A weaker real isn’t Telefonica’s only South American predicament. Last month, Europe’s biggest carrier in the region announced a 2.8 billion-euro writedown in Venezuela linked to currency depreciation and last week it said a court decision related to taxes in Peru could crimp earnings by 437 million euros.

Corruption Probe

The real is slumping the most among major currencies against the dollar as President Dilma Rousseff struggles to turn around the economy and a widening corruption probe erodes investor confidence. The central bank said last week it will phase out a swaps program that had supported the real over the past two years.

The drop of the real is partly compensated by the rise against the euro of other Latin American currencies, including the Mexican, Chilean and Argentine pesos.
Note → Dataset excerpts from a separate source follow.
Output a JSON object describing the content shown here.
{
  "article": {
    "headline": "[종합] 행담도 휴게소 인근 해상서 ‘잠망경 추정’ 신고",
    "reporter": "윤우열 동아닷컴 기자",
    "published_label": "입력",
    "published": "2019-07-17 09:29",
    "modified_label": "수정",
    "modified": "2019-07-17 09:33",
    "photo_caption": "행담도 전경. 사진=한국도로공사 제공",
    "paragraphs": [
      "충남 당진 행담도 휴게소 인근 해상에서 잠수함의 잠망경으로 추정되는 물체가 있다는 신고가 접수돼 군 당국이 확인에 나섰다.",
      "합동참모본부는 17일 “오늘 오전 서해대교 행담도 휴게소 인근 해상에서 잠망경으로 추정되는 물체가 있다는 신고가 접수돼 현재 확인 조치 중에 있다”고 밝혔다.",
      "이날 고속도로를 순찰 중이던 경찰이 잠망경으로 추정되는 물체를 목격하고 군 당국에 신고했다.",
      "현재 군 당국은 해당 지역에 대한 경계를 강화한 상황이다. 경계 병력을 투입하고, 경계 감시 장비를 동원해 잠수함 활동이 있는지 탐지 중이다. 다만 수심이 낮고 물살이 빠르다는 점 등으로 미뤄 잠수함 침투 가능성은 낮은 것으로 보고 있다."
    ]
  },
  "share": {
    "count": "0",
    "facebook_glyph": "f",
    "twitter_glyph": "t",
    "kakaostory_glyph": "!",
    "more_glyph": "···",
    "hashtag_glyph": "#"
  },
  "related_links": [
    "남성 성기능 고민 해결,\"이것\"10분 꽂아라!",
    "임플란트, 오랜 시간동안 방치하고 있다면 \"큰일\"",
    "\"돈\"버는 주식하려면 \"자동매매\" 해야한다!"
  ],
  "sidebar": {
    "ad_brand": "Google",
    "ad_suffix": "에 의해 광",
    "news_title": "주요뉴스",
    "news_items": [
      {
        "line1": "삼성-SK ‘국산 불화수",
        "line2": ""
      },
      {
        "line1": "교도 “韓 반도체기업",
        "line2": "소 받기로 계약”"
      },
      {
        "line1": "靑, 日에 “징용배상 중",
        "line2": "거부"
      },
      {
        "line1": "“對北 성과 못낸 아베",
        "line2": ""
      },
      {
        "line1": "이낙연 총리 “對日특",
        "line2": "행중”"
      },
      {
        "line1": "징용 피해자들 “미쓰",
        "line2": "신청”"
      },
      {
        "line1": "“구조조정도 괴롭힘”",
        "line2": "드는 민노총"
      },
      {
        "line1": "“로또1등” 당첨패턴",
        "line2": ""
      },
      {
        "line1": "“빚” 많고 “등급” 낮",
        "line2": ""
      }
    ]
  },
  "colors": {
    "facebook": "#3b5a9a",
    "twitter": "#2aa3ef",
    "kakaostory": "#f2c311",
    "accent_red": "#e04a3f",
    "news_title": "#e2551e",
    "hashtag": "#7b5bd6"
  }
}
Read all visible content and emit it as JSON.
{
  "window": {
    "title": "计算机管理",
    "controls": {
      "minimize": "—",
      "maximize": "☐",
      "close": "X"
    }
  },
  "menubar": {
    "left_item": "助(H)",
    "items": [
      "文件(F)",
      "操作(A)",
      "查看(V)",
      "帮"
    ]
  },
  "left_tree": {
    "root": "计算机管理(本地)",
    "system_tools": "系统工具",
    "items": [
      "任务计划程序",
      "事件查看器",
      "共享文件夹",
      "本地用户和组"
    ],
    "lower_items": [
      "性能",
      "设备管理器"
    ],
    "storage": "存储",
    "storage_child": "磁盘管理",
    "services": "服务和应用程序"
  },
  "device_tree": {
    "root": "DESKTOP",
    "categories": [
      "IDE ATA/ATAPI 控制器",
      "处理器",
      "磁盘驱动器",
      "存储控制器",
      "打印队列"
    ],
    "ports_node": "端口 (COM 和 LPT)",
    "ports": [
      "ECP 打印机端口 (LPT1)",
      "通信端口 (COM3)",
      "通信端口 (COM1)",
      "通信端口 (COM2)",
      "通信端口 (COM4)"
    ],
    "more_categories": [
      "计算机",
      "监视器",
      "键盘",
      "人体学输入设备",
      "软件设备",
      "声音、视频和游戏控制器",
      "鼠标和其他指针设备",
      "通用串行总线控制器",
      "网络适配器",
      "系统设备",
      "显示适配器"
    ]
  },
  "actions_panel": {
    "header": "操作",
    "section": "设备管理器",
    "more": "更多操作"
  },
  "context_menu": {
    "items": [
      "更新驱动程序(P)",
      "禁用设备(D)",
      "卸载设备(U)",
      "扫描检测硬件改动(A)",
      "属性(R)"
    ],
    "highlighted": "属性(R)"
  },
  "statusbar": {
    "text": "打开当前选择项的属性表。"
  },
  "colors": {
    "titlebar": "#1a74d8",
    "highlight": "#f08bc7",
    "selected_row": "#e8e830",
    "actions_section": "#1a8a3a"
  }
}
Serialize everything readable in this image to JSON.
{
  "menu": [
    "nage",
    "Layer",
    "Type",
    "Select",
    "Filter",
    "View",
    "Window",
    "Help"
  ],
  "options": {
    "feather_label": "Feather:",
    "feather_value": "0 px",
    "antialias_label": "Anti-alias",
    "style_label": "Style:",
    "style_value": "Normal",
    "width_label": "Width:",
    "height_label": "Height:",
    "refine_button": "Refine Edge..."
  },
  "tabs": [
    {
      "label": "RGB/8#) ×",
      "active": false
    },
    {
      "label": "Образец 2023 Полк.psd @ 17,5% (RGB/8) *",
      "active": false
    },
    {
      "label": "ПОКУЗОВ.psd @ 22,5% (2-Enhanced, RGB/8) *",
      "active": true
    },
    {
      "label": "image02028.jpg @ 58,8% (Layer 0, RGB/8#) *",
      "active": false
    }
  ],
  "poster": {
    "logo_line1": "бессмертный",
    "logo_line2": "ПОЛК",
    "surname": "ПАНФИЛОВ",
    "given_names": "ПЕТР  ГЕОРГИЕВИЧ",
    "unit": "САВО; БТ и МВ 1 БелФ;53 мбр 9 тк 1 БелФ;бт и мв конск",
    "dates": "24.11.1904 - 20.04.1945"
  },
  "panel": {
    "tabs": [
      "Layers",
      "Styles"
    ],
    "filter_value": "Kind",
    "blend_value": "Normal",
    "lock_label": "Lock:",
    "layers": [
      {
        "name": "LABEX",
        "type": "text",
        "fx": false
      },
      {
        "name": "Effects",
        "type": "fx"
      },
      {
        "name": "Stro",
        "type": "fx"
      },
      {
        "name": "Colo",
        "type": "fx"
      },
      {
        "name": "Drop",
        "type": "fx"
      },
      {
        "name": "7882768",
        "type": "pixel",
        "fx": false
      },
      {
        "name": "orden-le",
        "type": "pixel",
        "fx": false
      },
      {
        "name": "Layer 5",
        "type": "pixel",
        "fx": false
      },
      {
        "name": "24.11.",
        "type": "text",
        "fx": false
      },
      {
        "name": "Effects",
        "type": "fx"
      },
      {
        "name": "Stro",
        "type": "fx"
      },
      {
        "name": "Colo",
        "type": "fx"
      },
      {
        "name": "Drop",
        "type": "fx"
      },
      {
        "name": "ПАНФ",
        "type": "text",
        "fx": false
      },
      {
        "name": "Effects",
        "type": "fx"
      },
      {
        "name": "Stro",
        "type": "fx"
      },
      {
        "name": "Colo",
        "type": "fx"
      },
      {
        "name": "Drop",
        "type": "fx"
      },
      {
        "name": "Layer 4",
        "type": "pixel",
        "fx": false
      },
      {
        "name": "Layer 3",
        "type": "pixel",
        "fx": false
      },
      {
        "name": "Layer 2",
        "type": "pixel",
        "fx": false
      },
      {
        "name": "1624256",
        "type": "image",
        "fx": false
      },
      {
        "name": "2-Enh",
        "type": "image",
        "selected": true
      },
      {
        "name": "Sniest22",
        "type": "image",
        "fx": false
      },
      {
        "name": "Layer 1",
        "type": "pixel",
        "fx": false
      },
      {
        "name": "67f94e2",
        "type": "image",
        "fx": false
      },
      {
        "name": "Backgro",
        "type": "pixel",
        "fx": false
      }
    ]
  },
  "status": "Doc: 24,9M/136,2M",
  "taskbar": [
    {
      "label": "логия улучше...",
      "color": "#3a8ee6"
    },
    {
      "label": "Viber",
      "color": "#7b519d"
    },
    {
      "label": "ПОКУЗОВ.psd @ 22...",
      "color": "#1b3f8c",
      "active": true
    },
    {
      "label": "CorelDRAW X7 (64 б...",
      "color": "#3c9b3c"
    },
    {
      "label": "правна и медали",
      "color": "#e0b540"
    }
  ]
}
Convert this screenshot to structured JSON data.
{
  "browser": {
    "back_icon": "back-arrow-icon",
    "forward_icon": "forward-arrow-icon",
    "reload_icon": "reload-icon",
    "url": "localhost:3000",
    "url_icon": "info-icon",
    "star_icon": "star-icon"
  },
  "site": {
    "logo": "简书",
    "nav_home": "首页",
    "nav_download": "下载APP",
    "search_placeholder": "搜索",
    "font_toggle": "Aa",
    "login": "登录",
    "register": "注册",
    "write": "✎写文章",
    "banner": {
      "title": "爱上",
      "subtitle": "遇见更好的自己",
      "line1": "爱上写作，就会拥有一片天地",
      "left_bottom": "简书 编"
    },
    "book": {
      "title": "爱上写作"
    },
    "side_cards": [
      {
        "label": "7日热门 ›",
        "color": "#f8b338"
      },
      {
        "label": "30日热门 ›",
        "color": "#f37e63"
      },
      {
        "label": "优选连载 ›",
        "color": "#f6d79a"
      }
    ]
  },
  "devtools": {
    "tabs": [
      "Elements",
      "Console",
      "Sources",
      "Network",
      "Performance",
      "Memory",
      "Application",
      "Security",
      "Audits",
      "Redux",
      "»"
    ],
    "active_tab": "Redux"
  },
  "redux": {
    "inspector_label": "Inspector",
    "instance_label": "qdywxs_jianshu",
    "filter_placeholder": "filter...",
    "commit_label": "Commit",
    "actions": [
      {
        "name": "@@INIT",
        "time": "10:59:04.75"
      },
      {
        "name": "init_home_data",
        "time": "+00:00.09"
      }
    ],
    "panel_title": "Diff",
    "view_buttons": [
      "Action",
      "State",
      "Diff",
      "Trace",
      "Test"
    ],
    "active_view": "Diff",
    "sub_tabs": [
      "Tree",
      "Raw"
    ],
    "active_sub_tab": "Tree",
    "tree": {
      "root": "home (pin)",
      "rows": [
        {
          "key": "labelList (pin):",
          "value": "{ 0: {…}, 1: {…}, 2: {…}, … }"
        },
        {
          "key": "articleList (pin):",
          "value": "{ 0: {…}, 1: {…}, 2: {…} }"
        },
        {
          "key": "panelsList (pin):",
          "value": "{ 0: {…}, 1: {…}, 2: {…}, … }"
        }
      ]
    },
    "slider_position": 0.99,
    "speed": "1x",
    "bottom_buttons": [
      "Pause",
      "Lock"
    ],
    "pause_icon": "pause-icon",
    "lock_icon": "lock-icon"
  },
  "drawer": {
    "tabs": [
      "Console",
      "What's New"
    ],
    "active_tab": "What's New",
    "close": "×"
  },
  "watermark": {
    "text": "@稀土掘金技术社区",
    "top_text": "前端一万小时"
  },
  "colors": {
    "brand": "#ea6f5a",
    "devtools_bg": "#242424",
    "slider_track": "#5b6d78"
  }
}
Telefonica’s debt may also decline as the value of its real-denominated loans shrink in euro-terms. The carrier can and does partially offset currency fluctuations by hedging dollar-denominated contracts with suppliers in Brazil.

A Telefonica press officer declined to comment on the company’s dependence on the real. Chief Executive Officer Cesar Alierta said last month the company is very happy with Brazil and its macroeconomic outlook.

The Spanish carrier has been cutting back its presence in Europe as it increases bets on Latin America. It announced the sale of its Irish and Czech units in 2013, and on March 24, billionaire Li Ka-shing’s Hutchison Whampoa Ltd. agreed to buy Telefonica’s O2 wireless carrier in the U.K. for 10.25 billion pounds ($15.3 billion).